Right now, Health can offer to share data with HealthKit apps you already have installed, but I think in iOS 9, Health should suggest new apps that fill in the gaps and fit with your lifestyle, like how Passbook can suggest apps that work with it, and Maps can point you to transit apps for your area.
Transit directions in Maps
Speaking of, while Maps is more reliable than it was at its disastrous launch, it still doesn’t have transit directions, which is just bad. I use Google Maps (for walking or transit) or Waze (for driving) pretty exclusively as a result—but with CarPlay and the Apple Watch tying into Maps and only Maps, that’s about to change. Please, Apple, give Maps an overhaul to make it more useful.
Rumors are swirling that this camera-laden Dodge Caravan could be collecting street-level data to improve the Street-View-esque Flyover feature in Maps. I’d rather just know when the next bus is coming without having to go to this hideous website.

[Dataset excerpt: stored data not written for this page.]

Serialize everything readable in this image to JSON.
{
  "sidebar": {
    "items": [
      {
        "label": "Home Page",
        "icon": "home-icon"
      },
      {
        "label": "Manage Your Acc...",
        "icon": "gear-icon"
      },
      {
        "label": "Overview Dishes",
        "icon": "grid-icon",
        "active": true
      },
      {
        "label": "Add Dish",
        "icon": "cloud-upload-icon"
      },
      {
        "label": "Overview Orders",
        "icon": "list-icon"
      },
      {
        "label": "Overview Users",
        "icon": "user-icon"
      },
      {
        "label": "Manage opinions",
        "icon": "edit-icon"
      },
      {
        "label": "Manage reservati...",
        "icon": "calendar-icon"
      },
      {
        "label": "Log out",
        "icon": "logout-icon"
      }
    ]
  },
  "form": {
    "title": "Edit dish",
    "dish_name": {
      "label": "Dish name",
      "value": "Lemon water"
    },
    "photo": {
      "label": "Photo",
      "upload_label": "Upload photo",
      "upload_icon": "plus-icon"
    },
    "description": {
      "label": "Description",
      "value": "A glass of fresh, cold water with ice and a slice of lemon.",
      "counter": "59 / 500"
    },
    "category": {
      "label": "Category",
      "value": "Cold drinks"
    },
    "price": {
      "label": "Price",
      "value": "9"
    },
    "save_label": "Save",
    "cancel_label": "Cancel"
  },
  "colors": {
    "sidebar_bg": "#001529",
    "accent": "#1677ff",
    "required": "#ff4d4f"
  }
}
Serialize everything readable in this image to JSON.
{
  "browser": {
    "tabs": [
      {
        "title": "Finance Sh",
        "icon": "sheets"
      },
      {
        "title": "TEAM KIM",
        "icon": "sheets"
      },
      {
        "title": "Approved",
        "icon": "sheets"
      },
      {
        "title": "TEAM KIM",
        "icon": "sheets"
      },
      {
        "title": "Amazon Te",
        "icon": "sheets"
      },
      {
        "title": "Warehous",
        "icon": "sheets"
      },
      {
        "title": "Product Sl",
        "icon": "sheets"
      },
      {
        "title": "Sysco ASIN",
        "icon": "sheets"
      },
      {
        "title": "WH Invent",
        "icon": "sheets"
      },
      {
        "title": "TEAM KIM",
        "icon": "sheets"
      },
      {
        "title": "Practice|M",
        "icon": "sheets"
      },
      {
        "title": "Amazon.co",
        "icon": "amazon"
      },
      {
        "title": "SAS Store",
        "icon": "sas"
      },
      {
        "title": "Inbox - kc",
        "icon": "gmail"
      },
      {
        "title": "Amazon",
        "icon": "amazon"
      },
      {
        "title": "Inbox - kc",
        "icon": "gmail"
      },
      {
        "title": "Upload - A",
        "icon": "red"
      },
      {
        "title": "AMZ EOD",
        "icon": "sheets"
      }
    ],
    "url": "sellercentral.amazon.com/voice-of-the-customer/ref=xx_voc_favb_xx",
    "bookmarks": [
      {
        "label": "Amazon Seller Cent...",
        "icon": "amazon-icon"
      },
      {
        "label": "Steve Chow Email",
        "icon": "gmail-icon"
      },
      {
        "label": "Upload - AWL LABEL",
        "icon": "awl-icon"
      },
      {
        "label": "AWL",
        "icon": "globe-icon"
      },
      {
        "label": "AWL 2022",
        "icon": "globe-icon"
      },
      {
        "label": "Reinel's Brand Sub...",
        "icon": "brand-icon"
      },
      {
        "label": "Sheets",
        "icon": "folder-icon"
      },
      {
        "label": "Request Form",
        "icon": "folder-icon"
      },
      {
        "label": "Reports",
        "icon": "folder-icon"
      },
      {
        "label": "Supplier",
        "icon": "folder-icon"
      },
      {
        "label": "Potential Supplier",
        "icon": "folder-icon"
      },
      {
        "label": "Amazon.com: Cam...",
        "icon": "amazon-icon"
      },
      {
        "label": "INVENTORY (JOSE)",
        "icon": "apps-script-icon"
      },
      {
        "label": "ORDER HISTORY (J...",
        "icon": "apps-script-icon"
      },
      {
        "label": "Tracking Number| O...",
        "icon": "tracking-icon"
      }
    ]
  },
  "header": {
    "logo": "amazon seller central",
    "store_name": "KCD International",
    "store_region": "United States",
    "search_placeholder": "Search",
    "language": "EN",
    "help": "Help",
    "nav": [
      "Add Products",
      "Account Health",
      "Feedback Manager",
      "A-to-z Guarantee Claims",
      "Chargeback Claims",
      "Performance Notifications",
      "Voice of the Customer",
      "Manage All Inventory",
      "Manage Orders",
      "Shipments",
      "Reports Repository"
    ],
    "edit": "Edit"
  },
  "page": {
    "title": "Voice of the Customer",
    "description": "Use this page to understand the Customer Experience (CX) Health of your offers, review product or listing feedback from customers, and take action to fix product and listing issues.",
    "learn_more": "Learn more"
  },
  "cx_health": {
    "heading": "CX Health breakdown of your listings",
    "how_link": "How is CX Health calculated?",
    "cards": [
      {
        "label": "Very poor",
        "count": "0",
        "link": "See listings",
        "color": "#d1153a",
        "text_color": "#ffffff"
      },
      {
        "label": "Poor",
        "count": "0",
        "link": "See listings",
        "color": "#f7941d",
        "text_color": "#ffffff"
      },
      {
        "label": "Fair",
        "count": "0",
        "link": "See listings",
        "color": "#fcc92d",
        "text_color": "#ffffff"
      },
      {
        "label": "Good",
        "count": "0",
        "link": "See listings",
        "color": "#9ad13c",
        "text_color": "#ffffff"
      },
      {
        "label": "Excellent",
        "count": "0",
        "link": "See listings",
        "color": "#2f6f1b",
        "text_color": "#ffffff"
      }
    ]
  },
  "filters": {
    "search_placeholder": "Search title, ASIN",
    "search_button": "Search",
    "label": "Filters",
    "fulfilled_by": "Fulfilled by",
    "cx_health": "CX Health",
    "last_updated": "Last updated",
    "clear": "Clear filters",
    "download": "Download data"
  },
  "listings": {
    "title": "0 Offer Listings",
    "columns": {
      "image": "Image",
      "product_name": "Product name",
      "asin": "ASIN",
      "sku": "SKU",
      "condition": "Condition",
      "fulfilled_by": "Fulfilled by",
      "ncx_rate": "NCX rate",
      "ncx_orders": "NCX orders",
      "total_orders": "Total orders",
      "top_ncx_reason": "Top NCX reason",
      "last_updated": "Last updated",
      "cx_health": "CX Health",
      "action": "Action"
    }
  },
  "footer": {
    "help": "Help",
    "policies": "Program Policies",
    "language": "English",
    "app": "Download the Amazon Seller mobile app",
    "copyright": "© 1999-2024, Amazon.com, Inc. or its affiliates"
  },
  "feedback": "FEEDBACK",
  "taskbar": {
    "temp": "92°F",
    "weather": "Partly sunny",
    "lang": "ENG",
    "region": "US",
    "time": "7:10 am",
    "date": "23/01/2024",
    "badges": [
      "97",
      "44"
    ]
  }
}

One big advantage of putting those transit directions into Maps is that Siri will be able to tell me when the bus is coming too, or that if I walk a few more blocks to the train station, I’d get home faster. Siri is branching out beyond our iPhones and iPads—it’s coming to the Apple Watch, will be a huge part of HomeKit, and I gotta believe it’s destined to hit OS X this year too (even Windows 10 has Cortana on the desktop, after all).
As Siri starts responding to us from new and different devices, I think she could even start predicting what information we need next, a la Google Now. Passbook does this a little bit already, bringing up your boarding pass when you get to the airport, or surfacing your Starbucks gift card whenever you’re nearby. CarPlay does a little bit too: If you drive from your office to your house at around 6pm every weekday, CarPlay will learn that pattern and offer that route to you before you have to ask for it.
Once I start using Siri across my Mac, iOS devices, car, and Apple Watch, certainly she could learn enough about my patterns to remind me when it’s time to leave for a meeting across town, or send a note to my iPhone offering to update software on my Mac when she can see I’m not using it.
What do you think Apple should clean up in iOS 9?